Morrison observed that adversaries are not stovepiped in their planning and execution, so that's why integrated discussions at the CoE level are so important.


Maj. Wayne A. Sanders, branch chief, CEMA Support to Corps and Below, ARCYBER G39, said CEMA teams have in the last few years been integrated into exercises at the combat training centers and at some home station training areas.

Col. Robert M. Ryan, commander, 3rd Brigade Combat Team, 25th Infantry Division, has been the recipient of that integrated CEMA effort at his brigade's home station and CTC training.

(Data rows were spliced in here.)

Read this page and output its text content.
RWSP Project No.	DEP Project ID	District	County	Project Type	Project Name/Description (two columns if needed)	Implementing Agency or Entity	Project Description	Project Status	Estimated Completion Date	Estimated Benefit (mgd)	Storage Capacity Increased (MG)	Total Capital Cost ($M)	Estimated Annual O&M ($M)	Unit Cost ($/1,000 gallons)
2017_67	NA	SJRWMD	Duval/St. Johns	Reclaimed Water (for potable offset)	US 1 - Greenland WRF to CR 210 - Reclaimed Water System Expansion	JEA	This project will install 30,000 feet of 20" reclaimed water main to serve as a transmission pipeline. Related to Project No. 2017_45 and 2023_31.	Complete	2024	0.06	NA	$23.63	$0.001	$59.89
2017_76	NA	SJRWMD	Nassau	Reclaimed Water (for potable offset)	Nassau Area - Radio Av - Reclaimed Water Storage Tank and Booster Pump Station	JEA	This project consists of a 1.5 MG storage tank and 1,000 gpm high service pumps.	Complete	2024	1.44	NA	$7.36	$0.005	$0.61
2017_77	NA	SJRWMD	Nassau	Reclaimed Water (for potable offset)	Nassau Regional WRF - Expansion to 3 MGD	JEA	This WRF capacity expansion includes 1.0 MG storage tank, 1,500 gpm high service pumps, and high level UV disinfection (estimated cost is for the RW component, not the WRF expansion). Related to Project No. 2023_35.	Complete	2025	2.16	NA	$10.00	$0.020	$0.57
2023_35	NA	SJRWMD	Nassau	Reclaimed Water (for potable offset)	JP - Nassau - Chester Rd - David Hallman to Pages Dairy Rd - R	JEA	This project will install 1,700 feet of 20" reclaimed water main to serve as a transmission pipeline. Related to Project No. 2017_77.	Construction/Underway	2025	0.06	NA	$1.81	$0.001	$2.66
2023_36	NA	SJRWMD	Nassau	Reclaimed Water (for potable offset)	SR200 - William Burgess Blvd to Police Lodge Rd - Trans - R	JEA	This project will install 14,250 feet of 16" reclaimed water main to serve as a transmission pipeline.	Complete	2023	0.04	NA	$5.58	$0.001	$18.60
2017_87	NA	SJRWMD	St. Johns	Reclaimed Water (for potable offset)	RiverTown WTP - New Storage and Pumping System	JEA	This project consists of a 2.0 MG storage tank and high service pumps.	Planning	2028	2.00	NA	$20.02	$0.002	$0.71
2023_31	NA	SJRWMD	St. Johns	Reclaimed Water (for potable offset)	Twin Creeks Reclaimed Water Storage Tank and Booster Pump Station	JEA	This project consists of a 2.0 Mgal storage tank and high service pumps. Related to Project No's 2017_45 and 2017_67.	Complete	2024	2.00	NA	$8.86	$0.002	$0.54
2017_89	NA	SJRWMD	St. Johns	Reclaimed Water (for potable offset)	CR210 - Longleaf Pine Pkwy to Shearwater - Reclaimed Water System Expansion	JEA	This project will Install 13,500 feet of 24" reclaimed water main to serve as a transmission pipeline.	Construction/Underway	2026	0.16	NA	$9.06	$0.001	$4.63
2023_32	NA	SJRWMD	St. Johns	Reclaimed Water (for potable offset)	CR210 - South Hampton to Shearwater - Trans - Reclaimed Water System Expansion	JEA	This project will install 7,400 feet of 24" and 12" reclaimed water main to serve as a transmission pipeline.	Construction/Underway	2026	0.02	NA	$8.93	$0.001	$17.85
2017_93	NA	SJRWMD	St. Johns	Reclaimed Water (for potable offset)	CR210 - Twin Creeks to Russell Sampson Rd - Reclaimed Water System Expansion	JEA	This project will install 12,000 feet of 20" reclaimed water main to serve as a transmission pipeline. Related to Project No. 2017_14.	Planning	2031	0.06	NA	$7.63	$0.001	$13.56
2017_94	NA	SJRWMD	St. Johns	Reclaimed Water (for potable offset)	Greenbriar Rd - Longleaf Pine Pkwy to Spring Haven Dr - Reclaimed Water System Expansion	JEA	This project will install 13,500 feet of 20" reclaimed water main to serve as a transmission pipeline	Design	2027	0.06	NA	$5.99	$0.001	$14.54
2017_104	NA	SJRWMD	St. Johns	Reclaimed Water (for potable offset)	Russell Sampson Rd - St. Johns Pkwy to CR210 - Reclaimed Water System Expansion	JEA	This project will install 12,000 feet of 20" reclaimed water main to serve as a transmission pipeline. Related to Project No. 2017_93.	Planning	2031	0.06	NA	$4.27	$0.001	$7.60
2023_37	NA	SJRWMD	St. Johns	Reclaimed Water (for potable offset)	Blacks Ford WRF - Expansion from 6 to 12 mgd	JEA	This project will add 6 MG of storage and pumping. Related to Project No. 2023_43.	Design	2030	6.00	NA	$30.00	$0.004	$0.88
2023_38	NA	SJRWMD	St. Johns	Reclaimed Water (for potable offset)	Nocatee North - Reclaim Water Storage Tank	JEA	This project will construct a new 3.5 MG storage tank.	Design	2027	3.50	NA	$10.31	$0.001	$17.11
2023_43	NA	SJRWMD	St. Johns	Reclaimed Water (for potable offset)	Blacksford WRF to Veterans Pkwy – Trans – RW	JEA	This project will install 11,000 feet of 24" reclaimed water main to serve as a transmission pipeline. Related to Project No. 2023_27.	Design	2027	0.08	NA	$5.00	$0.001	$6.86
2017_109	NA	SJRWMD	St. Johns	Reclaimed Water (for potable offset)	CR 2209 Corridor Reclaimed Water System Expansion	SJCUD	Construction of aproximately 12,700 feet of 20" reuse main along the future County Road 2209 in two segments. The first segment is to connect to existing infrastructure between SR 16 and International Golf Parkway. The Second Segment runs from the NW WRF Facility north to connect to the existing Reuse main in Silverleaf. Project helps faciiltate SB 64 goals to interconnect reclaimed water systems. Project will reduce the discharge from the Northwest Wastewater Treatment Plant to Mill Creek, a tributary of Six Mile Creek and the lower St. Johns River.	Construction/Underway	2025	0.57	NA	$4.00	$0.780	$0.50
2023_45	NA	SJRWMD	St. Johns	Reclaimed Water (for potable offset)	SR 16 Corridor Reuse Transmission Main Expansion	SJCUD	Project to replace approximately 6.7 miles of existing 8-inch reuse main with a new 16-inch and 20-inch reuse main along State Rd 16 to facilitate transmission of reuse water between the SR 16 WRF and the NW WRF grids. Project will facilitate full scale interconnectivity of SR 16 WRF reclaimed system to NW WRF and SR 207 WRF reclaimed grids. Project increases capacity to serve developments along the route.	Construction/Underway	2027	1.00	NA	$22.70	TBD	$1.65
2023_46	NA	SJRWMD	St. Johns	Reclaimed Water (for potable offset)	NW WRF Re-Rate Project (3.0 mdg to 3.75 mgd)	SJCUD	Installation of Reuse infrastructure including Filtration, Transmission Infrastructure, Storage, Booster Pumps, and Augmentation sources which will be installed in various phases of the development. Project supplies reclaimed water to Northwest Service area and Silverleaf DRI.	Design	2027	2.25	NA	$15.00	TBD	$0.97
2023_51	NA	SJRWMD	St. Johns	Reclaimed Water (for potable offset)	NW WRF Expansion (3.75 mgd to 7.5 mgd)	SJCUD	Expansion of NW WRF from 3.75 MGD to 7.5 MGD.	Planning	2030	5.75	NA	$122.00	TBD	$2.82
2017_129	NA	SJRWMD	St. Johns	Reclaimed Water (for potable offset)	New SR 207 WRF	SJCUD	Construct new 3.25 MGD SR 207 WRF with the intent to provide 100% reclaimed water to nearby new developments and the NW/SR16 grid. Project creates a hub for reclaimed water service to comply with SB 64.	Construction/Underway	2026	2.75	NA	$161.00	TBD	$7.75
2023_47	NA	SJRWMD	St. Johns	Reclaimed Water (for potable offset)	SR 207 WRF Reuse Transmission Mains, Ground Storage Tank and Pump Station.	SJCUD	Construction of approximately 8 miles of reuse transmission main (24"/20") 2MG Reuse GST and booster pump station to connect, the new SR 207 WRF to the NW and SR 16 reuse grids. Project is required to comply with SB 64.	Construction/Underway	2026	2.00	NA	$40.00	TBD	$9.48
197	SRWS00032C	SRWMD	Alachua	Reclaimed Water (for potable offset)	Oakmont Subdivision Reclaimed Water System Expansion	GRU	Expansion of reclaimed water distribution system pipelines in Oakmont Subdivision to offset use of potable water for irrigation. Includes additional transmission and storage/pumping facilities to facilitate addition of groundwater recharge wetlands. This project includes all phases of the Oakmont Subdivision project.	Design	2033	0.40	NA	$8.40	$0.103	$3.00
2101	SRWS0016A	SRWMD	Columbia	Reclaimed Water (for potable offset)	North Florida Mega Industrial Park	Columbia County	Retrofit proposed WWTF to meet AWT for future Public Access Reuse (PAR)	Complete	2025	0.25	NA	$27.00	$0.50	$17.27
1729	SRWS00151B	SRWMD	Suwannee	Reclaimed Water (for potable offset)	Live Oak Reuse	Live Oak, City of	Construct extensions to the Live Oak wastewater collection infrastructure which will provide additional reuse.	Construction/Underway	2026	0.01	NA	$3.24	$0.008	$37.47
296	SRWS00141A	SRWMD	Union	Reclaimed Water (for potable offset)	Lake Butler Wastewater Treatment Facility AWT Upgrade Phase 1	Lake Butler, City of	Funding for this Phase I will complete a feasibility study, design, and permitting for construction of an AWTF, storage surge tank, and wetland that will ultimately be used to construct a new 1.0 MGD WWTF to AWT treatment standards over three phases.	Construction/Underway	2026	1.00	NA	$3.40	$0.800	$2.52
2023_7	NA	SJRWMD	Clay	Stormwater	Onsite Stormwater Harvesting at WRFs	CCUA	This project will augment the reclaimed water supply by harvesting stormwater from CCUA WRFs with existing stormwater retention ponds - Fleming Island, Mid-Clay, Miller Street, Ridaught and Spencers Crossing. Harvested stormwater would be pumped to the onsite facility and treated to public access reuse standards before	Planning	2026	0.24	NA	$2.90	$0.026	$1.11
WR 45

CEMA teams, he said, play a key role in decision-making and targeting decisions. For instance, a problem set might be: "Can I turn someone off with EW and collect cyber intelligence and feed that up to division and corps? And how can I work authorities to best leverage the end state?"

Sanders said a CEMA team was able to show Ryan the electromagnetic signals his brigade was producing during his home station training. "His brigade was lit up like a Christmas tree."

The CEMA team showed him how to effectively reduce that signal, Sanders added.


Retired Army Col. George Lewis, vice president, CEMA Initiatives, CACI International, said it's no longer just nation-states that pose a threat in the CEMA environment. Even "low-tech people can outpace us in their requirements and acquisition efforts. We've got to adapt quicker."

Lewis also mentioned the need for integrating better with industry and academia to gain the best technology, tactics, techniques and procedures.

Retired Army Col. Laurie Buckhout, president and CEO, Corvus Group, said contractors are generally a lot older and have a much more diverse set of experiences and skills than Soldiers. They also collaborate well with Soldiers when invited.

Lastly, Maj. Gen. Patricia A. Frost, director of Cyber G-3/5/7, summed up the importance of cyber integration, noting that all Soldiers need to have a basic awareness and knowledge of CEMA. "We're a digital Army."